Há um dado silencioso, mas poderoso: depois dos sessenta e cinco, a maioria das pessoas passa a valorizar mais relações do que resultados, mais presença do que desempenho, mais sentido do que status. Isso não é fraqueza. É maturidade. É inteligência emocional tardia, porém profunda. A vida deixa de ser corrida e passa a ser caminhada. Já não importa tanto chegar primeiro, mas chegar inteiro.
E então surge a pergunta que realmente importa — não aquela que fazemos aos outros para manter as aparências, mas a que fazemos a nós mesmos, em noites mais longas ou manhãs mais claras: o que ainda podemos fazer para sermos melhores? Não mais para provar algo ao mundo, não para vencer disputas ou alimentar vaidades, mas para estarmos em paz com quem somos. Já não se trata de lutas ideológicas ruidosas, mas de ação misericordiosa concreta. Menos discurso, mais cuidado. Menos trincheiras, mais pontes.
Talvez a resposta seja mais simples do que imaginamos a vida inteira. Cuidar mais de quem amamos, antes que o tempo cuide de afastar. Cuidar das pessoas, independentemente de sua condição social, de sua raça ou de sua preferência ideológica. Ter mais paciência, sobretudo quando o mundo insiste em acelerar. Valorizar os pequenos gestos — um café partilhado, uma conversa sem pressa, um perdão concedido sem plateia. Buscar aquilo que realmente nos faz crescer, não em altura social, mas em profundidade humana.

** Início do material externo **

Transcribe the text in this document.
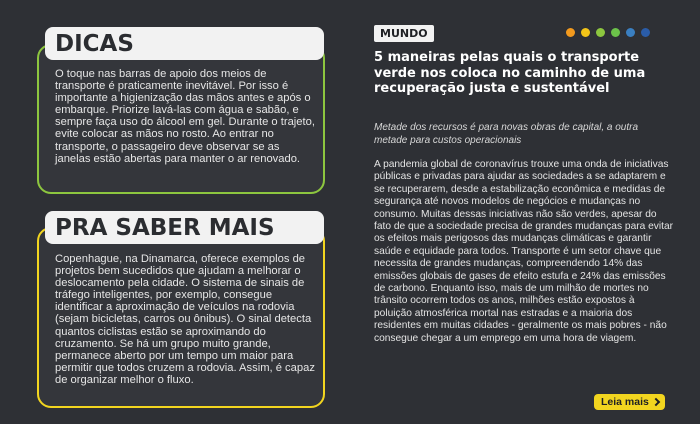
DICAS
O toque nas barras de apoio dos meios de transporte é praticamente inevitável. Por isso é importante a higienização das mãos antes e após o embarque. Priorize lavá-las com água e sabão, e sempre faça uso do álcool em gel. Durante o trajeto, evite colocar as mãos no rosto. Ao entrar no transporte, o passageiro deve observar se as janelas estão abertas para manter o ar renovado.
PRA SABER MAIS
Copenhague, na Dinamarca, oferece exemplos de projetos bem sucedidos que ajudam a melhorar o deslocamento pela cidade. O sistema de sinais de tráfego inteligentes, por exemplo, consegue identificar a aproximação de veículos na rodovia (sejam bicicletas, carros ou ônibus). O sinal detecta quantos ciclistas estão se aproximando do cruzamento. Se há um grupo muito grande, permanece aberto por um tempo um maior para permitir que todos cruzem a rodovia. Assim, é capaz de organizar melhor o fluxo.
MUNDO
5 maneiras pelas quais o transporte verde nos coloca no caminho de uma recuperação justa e sustentável
Metade dos recursos é para novas obras de capital, a outra metade para custos operacionais
A pandemia global de coronavírus trouxe uma onda de iniciativas públicas e privadas para ajudar as sociedades a se adaptarem e se recuperarem, desde a estabilização econômica e medidas de segurança até novos modelos de negócios e mudanças no consumo. Muitas dessas iniciativas não são verdes, apesar do fato de que a sociedade precisa de grandes mudanças para evitar os efeitos mais perigosos das mudanças climáticas e garantir saúde e equidade para todos. Transporte é um setor chave que necessita de grandes mudanças, compreendendo 14% das emissões globais de gases de efeito estufa e 24% das emissões de carbono. Enquanto isso, mais de um milhão de mortes no trânsito ocorrem todos os anos, milhões estão expostos à poluição atmosférica mortal nas estradas e a maioria dos residentes em muitas cidades - geralmente os mais pobres - não consegue chegar a um emprego em uma hora de viagem.
Leia mais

Há um ponto de virada nesse processo. Ele acontece quando entendemos, de forma definitiva, que o passado não pode ser alterado, mas pode ser ressignificado. O que importa não é o que passou, mas o que aprendemos com cada passo. As quedas ensinam mais que os aplausos. As dores, mais que os confortos. A vida, quando bem lida, vira mestra — exigente, às vezes dura, mas sempre honesta.
Do ponto de vista psicológico e humano, isso tem nome: integração da experiência. É quando passado, presente e futuro deixam de brigar entre si. Não vivemos mais reféns da nostalgia nem escravos da ansiedade. Vivemos conscientes. Inteiros. E isso muda tudo — a forma como amamos, como perdoamos, como lidamos com a finitude e com a esperança.
Depois dos sessenta e cinco, entendemos que recomeçar não é negar a história, mas honrá-la. Sempre há espaço para fazer diferente. Sempre há tempo para ser melhor. Sempre há uma chance de escolher o amor em vez do ressentimento, a gratidão em vez da queixa, a presença em vez da ausência.
Se há uma verdade que essa idade nos ensina, é esta: envelhecer não é perder tempo — é finalmente aprender a habitá-lo. Que sigamos, então, com mais gratidão, mais amor e a coragem serena de quem sabe que a vida continua ensinando até o último dia. E que, enquanto houver fôlego, sempre haverá sentido.